Pacote de recuperação
Para minimizar o impacto económico da Covid-19, o governo sul africano anunciou também um pacote de recuperação de 26 mil milhões de euros. Uma ação que Iraj Abedian condena.
"Trata-se de um esquema em que o governo pede [dinheiro] emprestado para evitar uma tragédia humanitária, no entanto, ainda terá de descobrir como vai conseguir evitar um colapso económico", diz o CEO da consultora, que acrescenta que "esta reação irrefletida [do governo] é em grande parte motivada pelo medo, não havendo uma estratégia pensada".
Discrepâncias sociais
Já o sul-africano Collen Lediga, da Universidade de Bochum, na Alemanha afirma que: "Embora apoie as medidas implementadas, penso que a Covid-19 expôs as questões sociais e económicas das comunidades vulneráveis negligenciadas".
Na África do Sul, mais de metade dos agregados familiares - 54% - não tem acesso a água potável e pelo menos 14% vivem em aglomerados populacionais. Realidades que o confinamento obrigatório, decretado pelo governo, veio afincar.
No país, que está, por fases, a reduzir as restrições impostas em março, volta a estar em cima da mesa o velho debate sobre as desigualdades sociais, entre negros e brancos e ricos e pobres. O confinamento dos últimos meses, por exemplo, deixou claro que só as crianças das famílias avultadas conseguiram avançar na sua educação, pois continuaram a ter acesso às aulas em casa – o que não aconteceu com as restantes crianças oriundas de comunidades pobres que não têm acesso à internet e, portanto, não conseguiram participar nas aulas online.
"Espera-se que a Covid -19 intensifice a já desiquilibrada participação dos licenciados pobres e ricos na economia nacional", nota Lediga.
E os problemas não ficam por aqui. O correspondente da DW em Joanesburgo, Thuso Khumalo, chama ainda a atenção para o facto da suspensão das aulas ter também significado, para muitas crianças, o deixar de ter assegurada pelo menos uma refeição.

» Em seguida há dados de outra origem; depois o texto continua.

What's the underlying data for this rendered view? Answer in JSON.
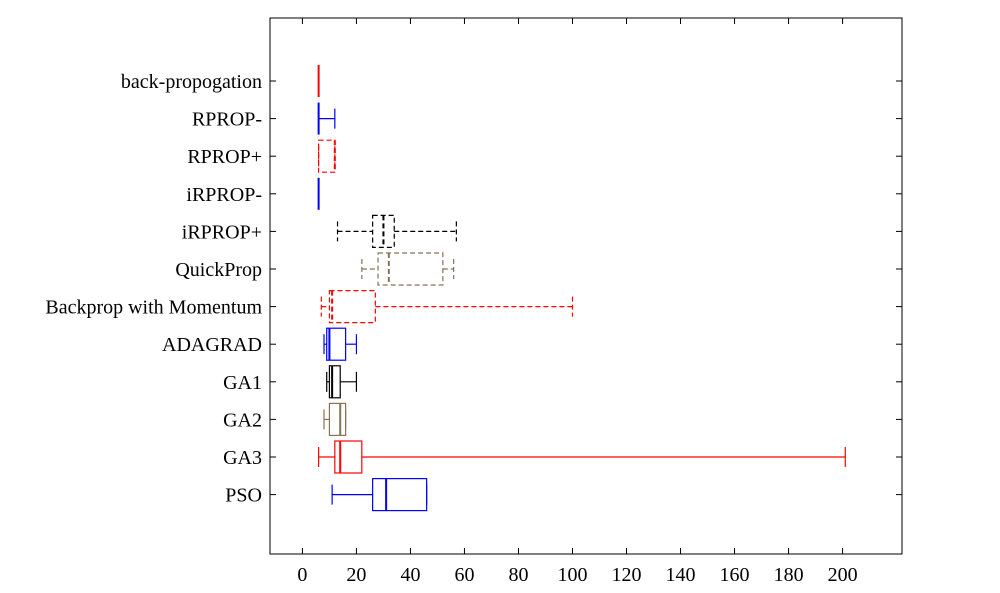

"O encerramento das escolas fez com que milhares de crianças, que dependem da comida que lhes é dada na escola para sobreviver, passassem fome", diz.
A maioria dos trabalhadores regressou aos seus empregos no início deste mês, e esta segunda-feira (15.06) é a vez das crianças regressarem às aulas. No entanto, o reabrir das escolas tem estado a ser muito criticada por sindicatos de professores e observadores que alertam para o facto da maioria das instituições, principalmente públicas, não ter condições de saúde e higiene suficientes para assegurar a segurança de alunos e profissionais.
Como pode a África do Sul recuperar desta crise?
Jannie Rossouw entende que para que a nação se volte a erguer, há que eliminar regulamentações desnecessárias pois, explica, "só estão a tornar menos atraentes os negócios". Ao mesmo tempo, a professora da Universidade de Wits insiste que é necessário conter a despesa pública.
"A este respeito, o aspeto mais difícil será o da remuneração da função pública, que representa cerca de 45% das receitas públicas", nota.
Já Abedian diz que é tempo de agir. "A África do Sul precisa de aprender com os erros que cometeu e repetiu nos últimos 25 anos". "A criação de um Estado capaz é um requisito para o crescimento e desenvolvimento sustentável. Muito se tem falado sobre este objetivo, mas nos últimos 20 anos não se verificou uma verdadeira mudança. Em vez disso, a liderança política tem promovido a mediocridade dentro da máquina do Estado", diz.